The following blog was originally posted by Maritsa Patrinos on the Buzzfeed website and is published here in it’s entirety with only slight editorial modifications.
- Drama improves students’ public speaking skills
The more students are able to speak in front of people, the better they get at it. Volume, enunciation, pitch, inflection — these skills come in handy in life and they can teach students how to recover with grace when they mess up.
- Drama teaches students teamwork
School’s often try to teach this skill with group projects, but it isn’t nearly as effective. In theater, you learn to compromise and collaborate with many different kinds of people, or there’s no show. Theater people know — every individual is valuable, not just the stars.
- Drama makes students more empathetic
Studying a character in-depth over the months it takes to put on a show is a unique experience students don’t usually have the time to explore. When students immerse themselves in a story in theater, however, they walk away with a deeper understanding of people who can be very different.
- Drama helps students become masters of stress management
If students can learn how to put on a great show when seemingly everything goes wrong, they’ll be able to handle any college all-nighter or insane work presentation. They’ll be much more collected because they already know the payoff is worth the stress.
- Drama boosts student confidence levels
The theater environment is unique in that it supports and encourages students to be weird and try new things, even if they make fools of themselves. Learning to shed an ego is a skill few people are willing to commit to in the real world. Students will find more success when they are conditioned to embarrass themselves a little to find it.
- Drama teaches students humility
There often isn’t time for sugarcoating in theater. The spirit of theater is supportive, but students have to learn to deal with honest, critical feedback that they must meet with an open mind. They learn how to have their weaknesses pointed out and work on them without taking it personally.
- Drama helps students learn how to deal with rejection
Students who don’t get the part they want in a play know the feeling of heartbreak. Coincidentally, being an adult is also full of ups and downs (you may not always get that dream job or house). Learning how to bounce back from disappointment and learning how to play a supporting role are extremely valuable lessons for life.
- Drama helps students learn how to meet a deadline
In school there are make-up tests and project extensions, but in theater the show must always go on, whether or not student’s are ready. Being in a play teaches students (forces them, actually) to find creative ways of meeting deadlines and coming up with effective shortcuts in their work.
- Drama improves students’ reading skills
The great thing about theater is that one piece of text can be interpreted in numerous ways. Students will find new ways to approach analysis because they get to act it out instead of just reading it at a desk. Not to mention, there’s nothing like “have this memorized by next week” that will force students to improve their reading skills fast.

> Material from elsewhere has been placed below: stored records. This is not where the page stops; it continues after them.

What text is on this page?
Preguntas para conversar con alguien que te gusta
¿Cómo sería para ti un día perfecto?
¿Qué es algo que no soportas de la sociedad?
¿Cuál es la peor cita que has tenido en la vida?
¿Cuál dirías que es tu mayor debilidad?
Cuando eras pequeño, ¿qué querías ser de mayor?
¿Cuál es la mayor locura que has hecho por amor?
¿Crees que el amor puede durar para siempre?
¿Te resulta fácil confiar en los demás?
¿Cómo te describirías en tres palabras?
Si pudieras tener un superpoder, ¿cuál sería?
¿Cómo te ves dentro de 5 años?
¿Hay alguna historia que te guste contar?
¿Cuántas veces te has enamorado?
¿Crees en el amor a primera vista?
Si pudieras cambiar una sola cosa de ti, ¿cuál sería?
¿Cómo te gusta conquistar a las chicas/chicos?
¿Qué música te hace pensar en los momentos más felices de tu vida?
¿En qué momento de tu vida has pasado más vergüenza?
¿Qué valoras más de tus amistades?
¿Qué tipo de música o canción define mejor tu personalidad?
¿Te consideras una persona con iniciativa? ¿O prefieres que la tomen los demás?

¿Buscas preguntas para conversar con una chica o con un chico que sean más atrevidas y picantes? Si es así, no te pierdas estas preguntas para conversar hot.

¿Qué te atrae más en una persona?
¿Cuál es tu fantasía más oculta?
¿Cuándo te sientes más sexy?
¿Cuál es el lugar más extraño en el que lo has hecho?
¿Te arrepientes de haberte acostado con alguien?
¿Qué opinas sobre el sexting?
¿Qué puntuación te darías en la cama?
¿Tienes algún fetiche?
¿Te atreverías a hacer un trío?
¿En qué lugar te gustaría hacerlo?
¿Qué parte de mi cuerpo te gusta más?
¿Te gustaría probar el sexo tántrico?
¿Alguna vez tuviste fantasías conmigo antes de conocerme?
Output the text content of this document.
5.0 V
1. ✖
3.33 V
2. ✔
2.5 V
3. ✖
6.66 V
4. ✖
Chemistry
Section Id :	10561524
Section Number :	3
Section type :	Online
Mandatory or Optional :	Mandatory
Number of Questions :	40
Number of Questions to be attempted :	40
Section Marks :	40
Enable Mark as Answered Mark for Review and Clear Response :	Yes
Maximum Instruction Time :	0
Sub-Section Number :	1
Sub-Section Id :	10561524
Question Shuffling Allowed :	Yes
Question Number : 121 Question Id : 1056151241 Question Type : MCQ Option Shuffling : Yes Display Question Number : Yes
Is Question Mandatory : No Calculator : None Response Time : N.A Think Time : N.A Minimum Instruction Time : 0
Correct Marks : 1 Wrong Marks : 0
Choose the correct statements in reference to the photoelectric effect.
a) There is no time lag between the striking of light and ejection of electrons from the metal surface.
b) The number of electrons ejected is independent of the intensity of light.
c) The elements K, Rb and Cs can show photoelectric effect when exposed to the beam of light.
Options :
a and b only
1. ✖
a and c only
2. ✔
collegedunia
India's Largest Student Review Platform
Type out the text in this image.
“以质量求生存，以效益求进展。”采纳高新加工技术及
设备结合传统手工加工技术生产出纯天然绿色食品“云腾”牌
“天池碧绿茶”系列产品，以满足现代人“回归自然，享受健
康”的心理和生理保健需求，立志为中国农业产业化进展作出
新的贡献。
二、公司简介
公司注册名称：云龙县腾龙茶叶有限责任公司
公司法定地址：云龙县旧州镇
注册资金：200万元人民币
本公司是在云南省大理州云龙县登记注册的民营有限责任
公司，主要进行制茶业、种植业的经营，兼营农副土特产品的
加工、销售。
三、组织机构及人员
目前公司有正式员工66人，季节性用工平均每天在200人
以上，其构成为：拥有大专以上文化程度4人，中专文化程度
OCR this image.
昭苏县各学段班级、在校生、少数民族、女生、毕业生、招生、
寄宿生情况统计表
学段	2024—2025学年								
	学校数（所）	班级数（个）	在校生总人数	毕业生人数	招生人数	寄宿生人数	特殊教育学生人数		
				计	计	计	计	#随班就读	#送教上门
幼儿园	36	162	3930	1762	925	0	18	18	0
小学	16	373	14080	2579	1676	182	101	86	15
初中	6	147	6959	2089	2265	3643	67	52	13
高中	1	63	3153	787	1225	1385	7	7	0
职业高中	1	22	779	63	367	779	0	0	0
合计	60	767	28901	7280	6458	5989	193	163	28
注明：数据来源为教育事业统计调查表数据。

- Drama helps students gain a higher appreciation of the written and spoken word
Theater has informed culture all over the world throughout history. Studying it exposes students to many great works of literature and ideas they may not otherwise encounter. Even if students don’t end up pursuing it for the rest of their lives, there are few directions students can take in life that haven’t been influenced by the artform.
- Drama makes students more charismatic
Rehearsing lines and conversational speech (and watching their peers do it) can benefit the way students socialize. But besides just acting, much of working in theater is about communication. So many people need to work together for such a massive project, that students are forced to master those skills in order for it to work.
- Drama improves students’ memorization skills
It’s a lot more than just remembering words and lighting cues. The memorization tricks students teach themselves, and the way they learn to multitask on stage can inform the ways they study, work, and organize their minds later on in life.
- Drama keeps students physically active
For a lot of students who aren’t drawn to the sports scene, it can be hard to find a good outlet for physical activity. But whether it’s dance choreography, building sets, or changing scenery, theater is very physically demanding. The difference is that students are having so much fun, they don’t notice how they’re staying in shape.
- It provides students with adult-like responsibilities
For many students, theater is their first exposure to behaving professionally. They have to make a good impression, show enthusiasm, work hard, compromise, keep their emotions in check, support their peers, and treat their superiors with respect. These are skills students have to master if they want to be taken seriously in their adult lives.